Elles doivent également être prêtes à répondre à vos questions. Par exemple, bien que DataDome offre des notifications de menaces en temps réel et des rapports par email quotidiens aux clients, nous savons que certaines questions nécessitent une réponse humaine. Notre équipe d’assistance est disponible 24h/24 et 7j/7 pour aider les clients à tirer le meilleur parti de notre solution.

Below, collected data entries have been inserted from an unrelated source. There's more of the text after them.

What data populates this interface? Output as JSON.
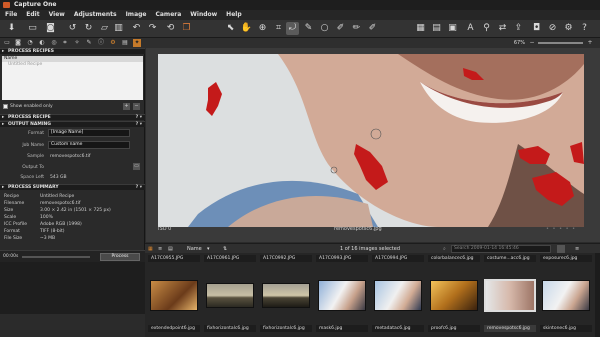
{
  "window": {
    "title": "Capture One"
  },
  "menu": [
    "File",
    "Edit",
    "View",
    "Adjustments",
    "Image",
    "Camera",
    "Window",
    "Help"
  ],
  "toolbar": {
    "zoom": "67%"
  },
  "left_panel": {
    "process_recipes_header": "PROCESS RECIPES",
    "name_col": "Name",
    "recipe_item": "Untitled Recipe",
    "show_enabled": "Show enabled only",
    "process_recipe_header": "PROCESS RECIPE",
    "output_naming_header": "OUTPUT NAMING",
    "format_label": "Format",
    "format_value": "[Image Name]",
    "job_name_label": "Job Name",
    "job_name_value": "Custom name",
    "sample_label": "Sample",
    "sample_value": "removespotsc6.tif",
    "output_to_label": "Output To",
    "space_left_label": "Space Left",
    "space_left_value": "543 GB",
    "process_summary_header": "PROCESS SUMMARY",
    "summary": [
      {
        "k": "Recipe",
        "v": "Untitled Recipe"
      },
      {
        "k": "Filename",
        "v": "removespotsc6.tif"
      },
      {
        "k": "Size",
        "v": "3.00 × 2.42 in (1501 × 725 px)"
      },
      {
        "k": "Scale",
        "v": "100%"
      },
      {
        "k": "ICC Profile",
        "v": "Adobe RGB (1998)"
      },
      {
        "k": "Format",
        "v": "TIFF (8-bit)"
      },
      {
        "k": "File Size",
        "v": "~3 MB"
      }
    ],
    "time": "00:00s",
    "process_button": "Process"
  },
  "viewer": {
    "iso": "ISO 0",
    "filename": "removespotsc6.jpg"
  },
  "browser": {
    "sort_label": "Name",
    "selection": "1 of 16 images selected",
    "search_placeholder": "Search 2009-01-14 16:45:46"
  },
  "filmstrip": {
    "top_labels": [
      "A17C0955.JPG",
      "A17C0961.JPG",
      "A17C0992.JPG",
      "A17C0993.JPG",
      "A17C0994.JPG",
      "colorbalancec6.jpg",
      "costume...acc6.jpg",
      "exposurec6.jpg"
    ],
    "bottom_labels": [
      "extendedpoint6.jpg",
      "fixhorizontalc6.jpg",
      "fixhorizontalc6.jpg",
      "mask6.jpg",
      "metadatac6.jpg",
      "proofc6.jpg",
      "removespotsc6.jpg",
      "skintonec6.jpg"
    ]
  }
}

Nous avons comparé différents fournisseurs (entreprises et PME), et DataDome est arrivé en tête en raison de la fonctionnalité, de l’efficacité, de l’assistance et du prix… DataDome était le plus efficace pour protéger notre site et offrait la plus grande personnalisation et la meilleure qualité d’assistance. Leur équipe est incroyable et toujours prête à aider.

–Avis G2, Henry S, CTO

Agir contre les bots avec DataDome

Ce ne sont pas seulement vos sites web qui sont menacés par les attaques de bots ; vos applications mobiles et vos API le sont probablement encore plus, car de nombreuses solutions de sécurité les oublient.

DataDome, non.

Notre solution de protection contre les bots protège vos applications mobiles et vos API tout autant que vos sites web. DataDome fournit à ses utilisateurs des SDK Android, iOS et React Native extrêmement légers. Vous n’avez rien à changer à l’architecture existante de votre application pour intégrer DataDome et offrir à vos utilisateurs une application bien plus sécurisée. Si vous êtes curieux d’en savoir plus, réservez une démo du produit dès aujourd’hui.

FAQ

Comment protéger mon application mobile contre les bots ?

Protégez votre application mobile contre les bots et les cyberattaques en mettant en place un logiciel de gestion des bots puissant qui fonctionne sur tous les points de terminaison et protège votre site web, vos applications mobiles et vos API. Recherchez des solutions avec détection à la fois côté client et côté serveur, des SDK ultra-légers pour préserver les performances, une surveillance vigilante et une assistance 24/7.

Qu’est-ce que la protection anti-bot ?

La protection anti-bot inclut tout logiciel ou outil destiné à détecter et à empêcher les bots d’effectuer des actions malveillantes sur internet en les stoppant dès la première requête. Dans le passé, les principaux outils étaient les pare-feux d’applications web, la limitation de débit, et même les CAPTCHA. Aujourd’hui, la protection contre les bots la plus efficace est un logiciel hautement spécialisé capable de détecter les bots sophistiqués d’aujourd’hui et de suivre l’évolution des bots.